On 1/14/21 7:27 PM, ddcovery wrote:
On Thursday, 14 January 2021 at 20:23:08 UTC, Steven Schveighoffer wrote:

You could kinda automate it like:

struct NullCheck(T)
{
   private T* _val;
   auto opDispatch(string mem)() if (__traits(hasMember, T, mem)) {
       alias Ret = typeof(() { return __traits(getMember, *_val, mem); }());
       if(_val is null) return NullCheck!(Ret)(null);
       else return NullCheck!(Ret)(__trats(getMember, *_val, mem));
   }

   bool opCast(V: bool)() { return _val !is null; }
}

auto nullCheck(T)(T *val) { return AutoNullCheck!T(val);}

// usage
if(nullCheck(person).father.father && person.father.father.name == "Peter")

Probably doesn't work for many circumstances, and I'm sure I messed something up.

-Steve

I'm seeing "opDispatch" everywhere last days :-). It's really powerful!!!

If we define an special T _(){ return _val; } method, then you can write

   if( nullCheck(person).father.father.name._ == "Peter")

And renaming

   if( ns(person).father.father.name._ == "Peter" )

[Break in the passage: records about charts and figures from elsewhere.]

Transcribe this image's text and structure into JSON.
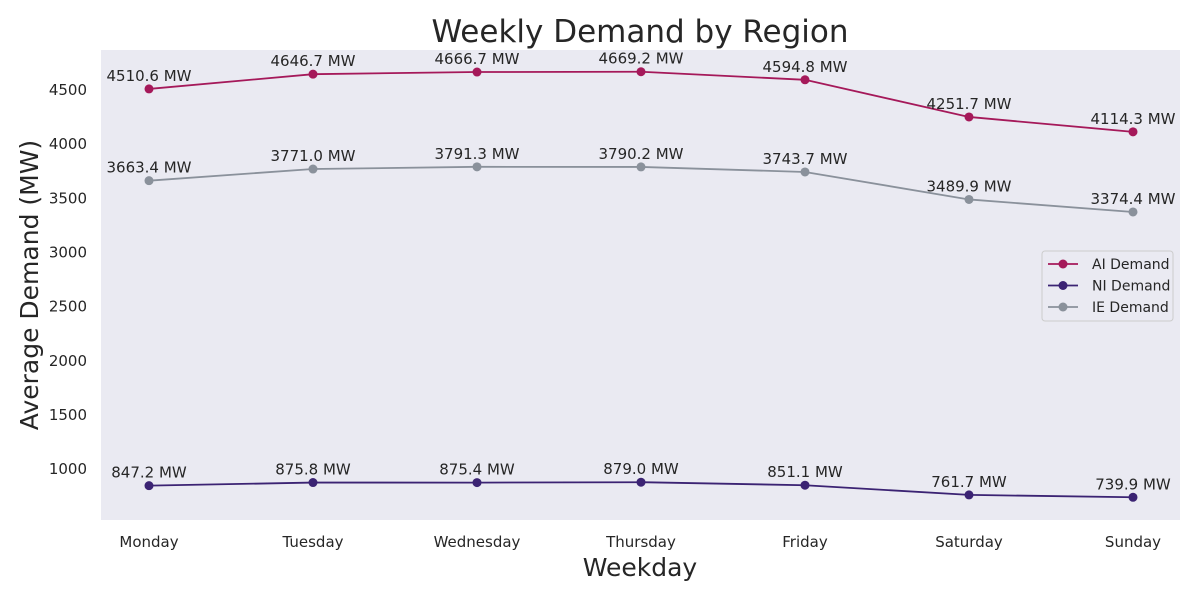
{
  "chart_data": {
    "type": "line",
    "title": "Weekly Demand by Region",
    "xlabel": "Weekday",
    "ylabel": "Average Demand (MW)",
    "categories": [
      "Monday",
      "Tuesday",
      "Wednesday",
      "Thursday",
      "Friday",
      "Saturday",
      "Sunday"
    ],
    "yticks": [
      1000,
      1500,
      2000,
      2500,
      3000,
      3500,
      4000,
      4500
    ],
    "ylim": [
      530,
      4870
    ],
    "grid": false,
    "legend_position": "center-right",
    "value_label_suffix": " MW",
    "series": [
      {
        "name": "AI Demand",
        "color": "#a5195a",
        "values": [
          4510.6,
          4646.7,
          4666.7,
          4669.2,
          4594.8,
          4251.7,
          4114.3
        ]
      },
      {
        "name": "NI Demand",
        "color": "#3b2373",
        "values": [
          847.2,
          875.8,
          875.4,
          879.0,
          851.1,
          761.7,
          739.9
        ]
      },
      {
        "name": "IE Demand",
        "color": "#8a919b",
        "values": [
          3663.4,
          3771.0,
          3791.3,
          3790.2,
          3743.7,
          3489.9,
          3374.4
        ]
      }
    ],
    "background_color": "#eaeaf2"
  }
}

This doesn't work, if person, person.father, or person.father.father is null, because now you are dereferencing null again.

But something like this might work:

NullCheck(T)
{
   ... // opdispatch and stuff
   bool opEquals(auto ref T other) {
      return _val is null ? false : *_val == other;
   }
}

Something similar to BlackHole or WhiteHole. Essentially there's a default action for null for all types/fields/methods, and everything else is passed through.

Swift has stuff like this built-in. But D might look better because you wouldn't need a chain of question marks.